Но одно мы должны твердо помнить. Пока порабощенные ясно не осознали своей противоположности господствующим, пока они не начали добиваться уничтожения этой противоположности, они не могут раскрыть перед искусством новые социальные перспективы развития, не могут наполнить его новым богатым содержанием. До этого момента их тоска по собственному искусству утоляется искусством их господ, и, наоборот, искусство господ обогащается их страстным стремлением к художественному творчеству. Лишь тогда, когда угнетенные превращаются в революционный, восставший класс и их духовная жизнь приобретает собственное содержание, когда они вступают в борьбу, чтобы порвать тяжкие цепи социального, политического и духовного гнета, лишь тогда их влияние на искусство, вклад в художественное наследие человеческой культуры становится самостоятельным, а потому действительно плодотворным и решающим. Именно тогда их влияние на искусство растет не только вширь, но и вглубь, и только тогда перед искусством раскрываются новые, более широкие горизонты.

Всегда массы, и только массы, рвущиеся из рабства к свободе, увлекают искусство вперед и выше и оказываются источником той силы, которая помогает ему преодолеть периоды застоя и упадка.

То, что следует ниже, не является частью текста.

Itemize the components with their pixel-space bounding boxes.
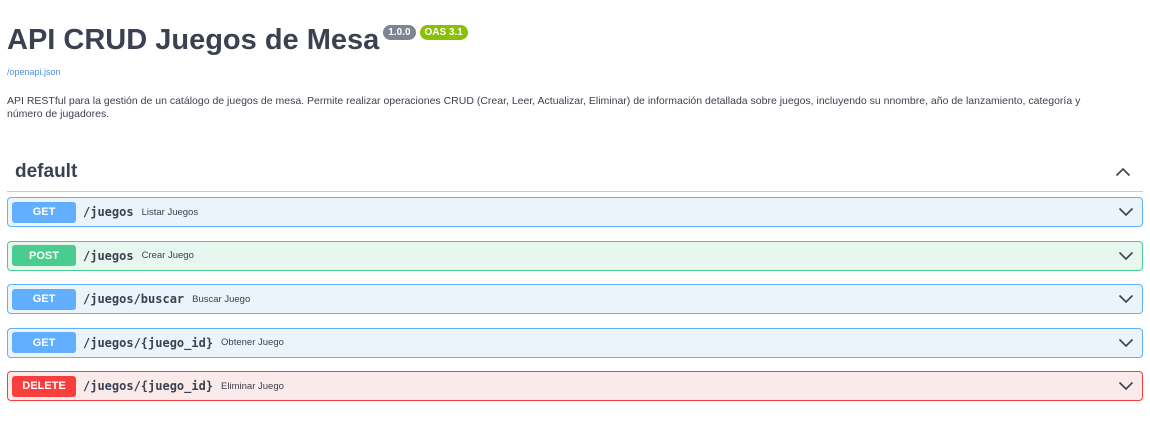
api-description: API RESTful para la gestión de un catálo… xyxy=(7,95,1081,120)
api-title: API CRUD Juegos de Mesa xyxy=(7,24,380,56)
chevron-up-icon[interactable] xyxy=(1103,157,1143,187)
chevron-down-icon[interactable] xyxy=(1116,335,1136,351)
operation-summary: Obtener Juego xyxy=(221,337,284,348)
chevron-down-icon[interactable] xyxy=(1116,378,1136,394)
chevron-down-icon[interactable] xyxy=(1116,291,1136,307)
operation-path: /juegos/buscar xyxy=(83,292,185,306)
operation-get-juegos-buscar[interactable]: GET /juegos/buscar Buscar Juego xyxy=(7,284,1143,314)
operations-list: GET /juegos Listar Juegos POST /juegos C… xyxy=(7,197,1143,401)
tag-name[interactable]: default xyxy=(15,161,77,183)
method-badge: GET xyxy=(12,288,76,310)
operation-summary: Buscar Juego xyxy=(192,293,251,305)
chevron-down-icon[interactable] xyxy=(1116,248,1136,264)
operation-path: /juegos xyxy=(83,205,134,219)
operation-path: /juegos/{juego_id} xyxy=(83,335,214,350)
operation-summary: Crear Juego xyxy=(141,250,194,261)
operation-get-juego-by-id[interactable]: GET /juegos/{juego_id} Obtener Juego xyxy=(7,327,1143,358)
operation-delete-juego[interactable]: DELETE /juegos/{juego_id} Eliminar Juego xyxy=(7,371,1143,401)
operation-path: /juegos/{juego_id} xyxy=(83,379,214,393)
version-badge: 1.0.0 xyxy=(383,25,416,40)
operation-path: /juegos xyxy=(83,248,134,263)
operation-summary: Eliminar Juego xyxy=(221,380,284,392)
method-badge: DELETE xyxy=(12,375,76,397)
tag-section-default: default GET /juegos Listar Juegos POST /… xyxy=(7,153,1143,415)
method-badge: POST xyxy=(12,245,76,266)
method-badge: GET xyxy=(12,201,76,223)
operation-post-juegos[interactable]: POST /juegos Crear Juego xyxy=(7,240,1143,271)
operation-summary: Listar Juegos xyxy=(141,206,199,218)
operation-get-juegos[interactable]: GET /juegos Listar Juegos xyxy=(7,197,1143,227)
method-badge: GET xyxy=(12,332,76,353)
openapi-json-link[interactable]: /openapi.json xyxy=(7,67,61,77)
title-row: API CRUD Juegos de Mesa 1.0.0 OAS 3.1 xyxy=(7,18,1143,62)
chevron-down-icon[interactable] xyxy=(1116,204,1136,220)
api-info: API CRUD Juegos de Mesa 1.0.0 OAS 3.1 /o… xyxy=(7,18,1143,120)
tag-header[interactable]: default xyxy=(7,153,1143,192)
oas-badge: OAS 3.1 xyxy=(419,25,468,40)
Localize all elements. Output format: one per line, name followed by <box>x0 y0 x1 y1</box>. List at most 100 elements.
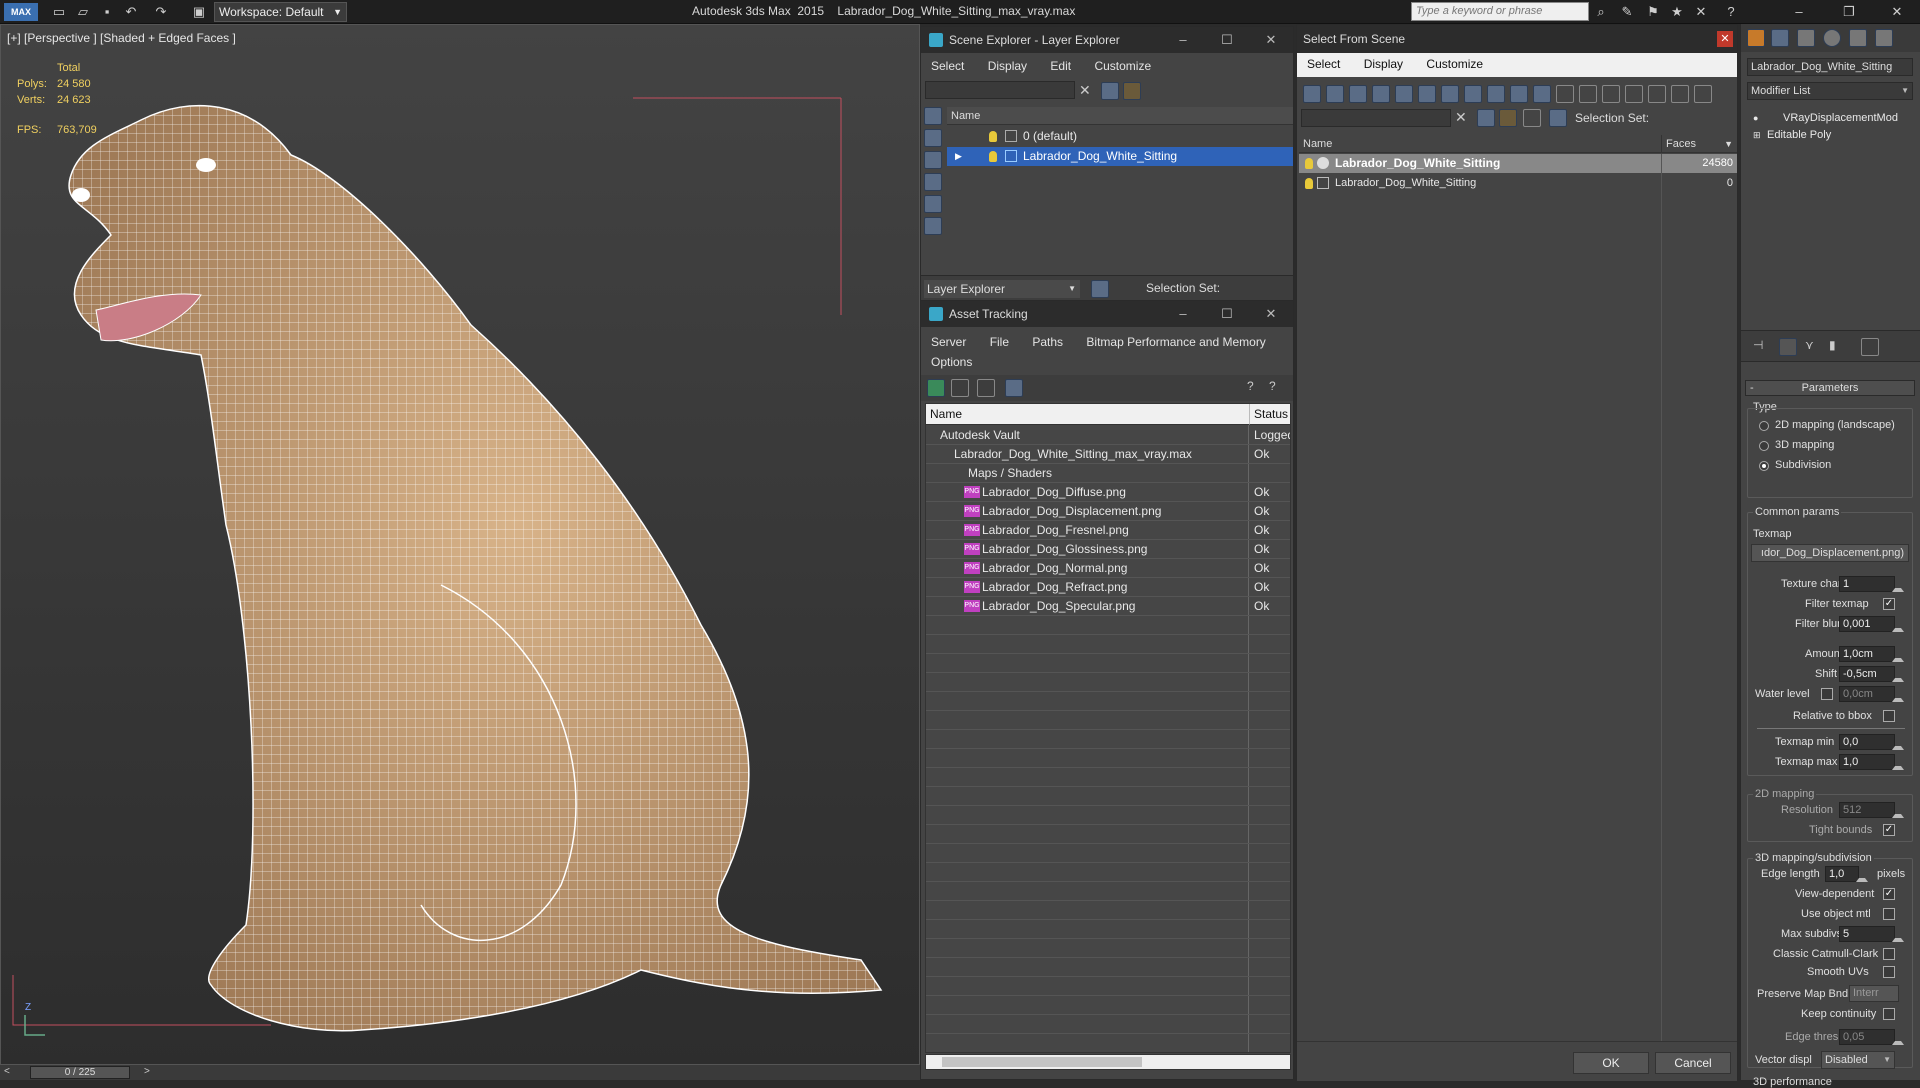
select-search-input[interactable] <box>1301 109 1451 127</box>
texmap-max-spinner[interactable]: 1,0 <box>1839 754 1904 770</box>
visibility-bulb-icon[interactable] <box>1305 178 1313 189</box>
name-column-header[interactable]: Name <box>1299 135 1661 153</box>
expand-arrow-icon[interactable]: ▶ <box>955 147 962 166</box>
type-radio-3d[interactable] <box>1759 441 1769 451</box>
exchange-icon[interactable]: ✕ <box>1692 3 1710 21</box>
asset-name-header[interactable]: Name <box>926 404 1249 425</box>
menu-options[interactable]: Options <box>921 351 982 373</box>
asset-row[interactable]: PNG Labrador_Dog_Displacement.png Ok <box>926 502 1290 521</box>
help-icon[interactable]: ? <box>1722 3 1740 21</box>
remove-modifier-icon[interactable]: ▮ <box>1829 338 1847 356</box>
redo-icon[interactable]: ↷ <box>152 3 170 21</box>
layer-mode-icon[interactable] <box>1091 280 1109 298</box>
asset-status-header[interactable]: Status <box>1249 404 1290 425</box>
filter-type-icon-8[interactable] <box>1464 85 1482 103</box>
shift-spinner[interactable]: -0,5cm <box>1839 666 1904 682</box>
refresh-icon[interactable] <box>927 379 945 397</box>
table-icon[interactable] <box>977 379 995 397</box>
menu-bitmap-performance[interactable]: Bitmap Performance and Memory <box>1076 331 1275 353</box>
water-level-spinner[interactable]: 0,0cm <box>1839 686 1904 702</box>
filter-type-icon-6[interactable] <box>1418 85 1436 103</box>
tools-icon[interactable]: ✎ <box>1618 3 1636 21</box>
tool-icon-3[interactable] <box>924 151 942 169</box>
menu-edit[interactable]: Edit <box>1040 55 1081 77</box>
asset-row[interactable]: PNG Labrador_Dog_Refract.png Ok <box>926 578 1290 597</box>
clear-search-icon[interactable]: ✕ <box>1079 82 1097 100</box>
menu-select[interactable]: Select <box>1297 53 1350 75</box>
explorer-mode-dropdown[interactable]: Layer Explorer ▼ <box>924 280 1080 298</box>
relative-bbox-checkbox[interactable] <box>1883 710 1895 722</box>
keep-continuity-checkbox[interactable] <box>1883 1008 1895 1020</box>
filter-type-icon-14[interactable] <box>1602 85 1620 103</box>
modify-tab-icon[interactable] <box>1771 29 1789 47</box>
ok-button[interactable]: OK <box>1573 1052 1649 1074</box>
resolution-spinner[interactable]: 512 <box>1839 802 1904 818</box>
help-icon[interactable]: ? <box>1247 379 1265 397</box>
prev-frame-icon[interactable]: < <box>4 1066 10 1077</box>
search-input[interactable]: Type a keyword or phrase <box>1411 2 1589 21</box>
undo-icon[interactable]: ↶ <box>122 3 140 21</box>
asset-row[interactable]: Autodesk Vault Logged <box>926 426 1290 445</box>
close-icon[interactable]: ✕ <box>1249 27 1293 53</box>
cancel-button[interactable]: Cancel <box>1655 1052 1731 1074</box>
object-row[interactable]: Labrador_Dog_White_Sitting 0 <box>1299 174 1737 193</box>
texture-chan-spinner[interactable]: 1 <box>1839 576 1904 592</box>
filter-icon[interactable] <box>1101 82 1119 100</box>
close-icon[interactable]: ✕ <box>1249 301 1293 327</box>
filter-texmap-checkbox[interactable]: ✓ <box>1883 598 1895 610</box>
pin-stack-icon[interactable]: ⊣ <box>1753 338 1771 356</box>
asset-tracking-titlebar[interactable]: Asset Tracking – ☐ ✕ <box>921 301 1293 327</box>
hierarchy-tab-icon[interactable] <box>1797 29 1815 47</box>
menu-paths[interactable]: Paths <box>1022 331 1073 353</box>
minimize-icon[interactable]: – <box>1790 3 1808 21</box>
max-subdivs-spinner[interactable]: 5 <box>1839 926 1904 942</box>
new-icon[interactable]: ▭ <box>50 3 68 21</box>
faces-column-header[interactable]: Faces ▼ <box>1661 135 1737 153</box>
layers-icon[interactable] <box>1499 109 1517 127</box>
expand-icon[interactable]: ⊞ <box>1753 127 1761 143</box>
texmap-min-spinner[interactable]: 0,0 <box>1839 734 1904 750</box>
help-alt-icon[interactable]: ? <box>1269 379 1287 397</box>
asset-row[interactable]: PNG Labrador_Dog_Fresnel.png Ok <box>926 521 1290 540</box>
type-radio-2d[interactable] <box>1759 421 1769 431</box>
menu-customize[interactable]: Customize <box>1416 53 1493 75</box>
parameters-rollout-header[interactable]: - Parameters <box>1745 380 1915 396</box>
favorites-icon[interactable]: ★ <box>1668 3 1686 21</box>
filter-type-icon-12[interactable] <box>1556 85 1574 103</box>
menu-server[interactable]: Server <box>921 331 976 353</box>
sort-icon[interactable] <box>1523 109 1541 127</box>
visibility-bulb-icon[interactable] <box>989 151 997 162</box>
menu-file[interactable]: File <box>980 331 1019 353</box>
vector-displ-dropdown[interactable]: Disabled ▼ <box>1821 1051 1895 1069</box>
asset-row[interactable]: PNG Labrador_Dog_Diffuse.png Ok <box>926 483 1290 502</box>
object-row-selected[interactable]: Labrador_Dog_White_Sitting 24580 <box>1299 154 1737 173</box>
minimize-icon[interactable]: – <box>1161 301 1205 327</box>
horizontal-scrollbar[interactable] <box>925 1054 1291 1070</box>
scene-explorer-titlebar[interactable]: Scene Explorer - Layer Explorer – ☐ ✕ <box>921 27 1293 53</box>
asset-row[interactable]: PNG Labrador_Dog_Specular.png Ok <box>926 597 1290 616</box>
use-object-mtl-checkbox[interactable] <box>1883 908 1895 920</box>
type-option-2d[interactable]: 2D mapping (landscape) <box>1775 419 1895 431</box>
filter-type-icon-7[interactable] <box>1441 85 1459 103</box>
maximize-icon[interactable]: ☐ <box>1205 27 1249 53</box>
asset-row[interactable]: PNG Labrador_Dog_Normal.png Ok <box>926 559 1290 578</box>
maximize-icon[interactable]: ☐ <box>1205 301 1249 327</box>
show-end-icon[interactable] <box>1779 338 1797 356</box>
modifier-list-dropdown[interactable]: Modifier List ▼ <box>1747 82 1913 100</box>
perspective-viewport[interactable]: [+] [Perspective ] [Shaded + Edged Faces… <box>0 24 920 1069</box>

Это общее положение определяет и отношение пролетариата к искусству. <...> Пролетариат как класс не может пробиться к свету из фабричного мрака и нужды, пока он не противопоставит свои собственные эстетические идеалы искусству наших дней. <...> Как же оценивает пролетариат современное искусство? <...> Современное буржуазное искусство — это искусство господствующего класса, который чувствует, как вулканические силы истории колеблют почву его власти.

Сумерки богов — вот настроение, породившее это искусство. Натурализм, стремящийся вернуть его к вечным истокам, к природе и создавший благодаря этому много ценного в области социальной критики, выродился теперь в плоское, пустое копирование действительности. Он передает факты, не раскрывая их связи и смысла, он передает действительность без идеи.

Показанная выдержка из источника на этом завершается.